As we will see in the next sections on the efficiency of bioaccumulation and the biodegradation of phthalates, environmental parameters also play a fundamental role in the biosynthesis of phthalates. This was observed in cyanobacteria Anabaena circinalis, where factors such as light, temperature, and nutrients were found to affect the production of DEHP [52].

2.2.2. Bioaccumulation

Algae’s biosorption capacity is affected by physicochemical factors, in particular pH, temperature, the type and log Kow of PAEs, weight of algal biomass, and PAEs’ concentration [8,48,53].
Once algal biomass has absorbed phthalates, these pollutants can be removed from the organic matrix using green techniques, such as photoinduced degradation [8]. This matrix can be reused for the same bioremediation application [48], as well as for other applications, such as fertilizers in agriculture.
In fact, it has been observed that the desorption of DEHP from algal biosorbents does not significantly reduce the ability to reuse the same matrix as a biosorbent, suggesting the promising use of macroalgae for repeated bioremediation processes [48].
Along with molecular adsorption capacities, macrophytes such as macroalgae (Padina sp. and Sargassum ilicifolium) and aquatic plants (Cymodocea rotundata, Cymodocea serrulata and Thalassia hemprichii) have been observed to accumulate microplastics, which is likely to further increase phthalate concentrations in their tissues [54].
Most studies that explore new analytical techniques for determining PAEs or aim to monitor the environment assume that the presence of PAEs in aquatic biota is due to bioaccumulation phenomena, as observed in the leaves of the autochthonous seagrass Posidonia oceanica [55,56].
High bioaccumulation factors of phthalates are often found in freshwater and marine algae, as observed in a recent trophodynamics study by Liu et al. [57] in China. The enhanced bioaccumulation capacities in algae are probably related to their life habits and frequent contact with sediments as well as their metabolism [57]. In fact, unlike other organisms such as fish, algae have lower metabolic and excretion capacities, resulting in greater bioaccumulation.
A recent study by Berneira et al. [58] evaluated the volatile composition and fatty acid profile of seven Antarctic macroalgae and recorded the presence of DBP, DEP, and DMP. The study suggests that these substances are not associated with endogenous processes in macroalgae but rather result from environmental pollution. This finding is consistent with previous research on the green marine macroalgae Capsosiphon fulvescens, collected in South Korea [59].
It is widely acknowledged that phthalate esters significantly contribute to the contamination of aquatic organisms due to their lipophilic properties, which lead to bioaccumulation.
Some authors have questioned their origin [43], while others have concluded that phthalates are certainly taken from the aquatic environment, although the mechanisms related to their accumulation or genesis are not yet fully understood [17]. Phthalates found in the environment may originate from industrial waste, decomposition products of certain algae, degradation of humic substances by microorganisms, or dispersants (chemical mixtures used to disperse oil spills) [17].
Furthermore, sources of phthalate contamination may arise from external sources or laboratory materials used in the processes of extraction, isolation of natural products, and analysis. It can be challenging to identify the sources of PAE contamination.
Several studies [8,35,57] suggest that the presence of phthalates in algae is due to bioaccumulation phenomena, which reflect its environmental contamination. For example, Gezgin et al. [35] found parallels between phthalates (DEP, DnBP, DIBP, and DEHP) in macroalgae (Ulva lactuca, Enteromorpha linza, Cystoseria barbata, Pterocladia capillaceae, and Ceramium rubrum) and in seawater.
Based on the results presented by Gezgin et al. [35], it can be inferred that the presence of phthalates in both the internal and external parts of a system could be attributed to both biosynthesis and accumulation. However, if phthalates are only found on the surface, it may suggest that the predominant process is exogenous (environmental contamination) rather than endogenous (biosynthesis). In contrast, if phthalates are found only within the seaweed, it could be assumed that their presence is connected to biosynthetic pathways.
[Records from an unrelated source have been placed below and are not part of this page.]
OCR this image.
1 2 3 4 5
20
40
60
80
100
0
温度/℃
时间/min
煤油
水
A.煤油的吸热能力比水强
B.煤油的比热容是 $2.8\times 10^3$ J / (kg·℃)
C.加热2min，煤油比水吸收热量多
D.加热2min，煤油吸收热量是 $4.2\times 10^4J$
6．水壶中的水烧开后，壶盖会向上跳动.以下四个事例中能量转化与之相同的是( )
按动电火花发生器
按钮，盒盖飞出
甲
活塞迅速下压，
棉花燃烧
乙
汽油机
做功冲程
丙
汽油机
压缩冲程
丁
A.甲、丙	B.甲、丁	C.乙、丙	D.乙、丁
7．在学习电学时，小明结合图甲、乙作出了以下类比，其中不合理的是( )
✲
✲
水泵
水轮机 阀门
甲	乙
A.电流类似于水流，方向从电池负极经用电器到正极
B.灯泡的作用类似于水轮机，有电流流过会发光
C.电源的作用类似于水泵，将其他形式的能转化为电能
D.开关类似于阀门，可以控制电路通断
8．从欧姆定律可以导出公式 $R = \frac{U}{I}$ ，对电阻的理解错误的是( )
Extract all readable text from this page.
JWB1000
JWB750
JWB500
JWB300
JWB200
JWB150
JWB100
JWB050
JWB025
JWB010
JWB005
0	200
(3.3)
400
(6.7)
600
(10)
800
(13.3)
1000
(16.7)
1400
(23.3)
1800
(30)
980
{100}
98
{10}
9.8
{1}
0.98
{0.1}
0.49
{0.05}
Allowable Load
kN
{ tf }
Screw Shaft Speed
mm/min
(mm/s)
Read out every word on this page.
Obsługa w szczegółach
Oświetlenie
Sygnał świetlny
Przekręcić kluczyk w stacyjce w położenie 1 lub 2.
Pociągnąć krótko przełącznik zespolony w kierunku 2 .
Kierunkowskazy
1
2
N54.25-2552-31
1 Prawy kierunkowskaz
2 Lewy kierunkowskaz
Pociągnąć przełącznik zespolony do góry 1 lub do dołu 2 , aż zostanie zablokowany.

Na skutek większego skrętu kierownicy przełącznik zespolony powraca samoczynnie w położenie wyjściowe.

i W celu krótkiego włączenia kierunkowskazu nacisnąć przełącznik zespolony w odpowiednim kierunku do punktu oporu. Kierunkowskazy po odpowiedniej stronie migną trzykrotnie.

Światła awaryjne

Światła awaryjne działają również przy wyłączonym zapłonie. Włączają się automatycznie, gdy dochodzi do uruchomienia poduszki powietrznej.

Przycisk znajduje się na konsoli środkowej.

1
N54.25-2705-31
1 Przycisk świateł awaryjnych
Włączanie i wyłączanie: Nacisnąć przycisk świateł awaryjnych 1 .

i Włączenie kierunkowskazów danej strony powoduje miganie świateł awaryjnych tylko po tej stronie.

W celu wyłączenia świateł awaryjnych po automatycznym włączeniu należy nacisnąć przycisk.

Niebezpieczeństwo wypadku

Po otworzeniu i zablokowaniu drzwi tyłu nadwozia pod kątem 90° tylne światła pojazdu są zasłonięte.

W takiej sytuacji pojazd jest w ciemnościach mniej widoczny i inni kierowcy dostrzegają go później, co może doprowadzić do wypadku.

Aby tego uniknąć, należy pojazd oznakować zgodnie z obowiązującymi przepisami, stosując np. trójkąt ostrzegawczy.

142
2.2.3. Critical Analysis of Undefined PAEs’ Origin

The chemical analysis of phthalates in the biological matrix alone raises questions about the presence of these substances in the environment and thus about the source of contamination. In the absence of data on environmental contamination, a dual source of contamination cannot be excluded. In this type of study, analysis of not only the organism but also the water and other environmental matrices is strongly recommended. Several studies do not have these objectives and therefore do not present or discuss the origin of phthalates but, based on the conditions of the study, it is possible to assume that the contamination is mainly related to environmental pollution or mainly due to endogenous factors.
As previously mentioned, some studies have confirmed that phthalates are produced by algae. These works aim to investigate the origin of phthalates [33,34,44] or consider phthalates as chemical constituents of algae, as observed in chemical characterization of algae [27,38,40] and in studies on the biological activity of algae extracts [18,39,42]. Some studies also suggest that phthalates are naturally present [23] or mention other studies that have reported that they are naturally produced [24]. Other papers suggest that the presence of phthalates in algae is due to environmental pollution, indicating that algae can be used as indicators of pollution in aquatic environments [8,17,18,36,37].
However, most of the work (see not assessed and uncertain in Table 2) does not define the origin of phthalates. Some researchers consider phthalates to be phytochemical constituents and/or bioactive components of algae [12,20,21,30,41], which could be considered biosynthetic.
Similarly, some works do not provide certainty on the occurrence of phthalates because they report works that consider phthalates coming both from external contamination and from natural biosynthesis origin [43], suggesting that the presence of phthalates may arise from one of the two sources [45], or more generally that the presence of these substances in algae could be related not only to exposure or environmental contamination during the separation process, but also their biosynthesis from algae [31].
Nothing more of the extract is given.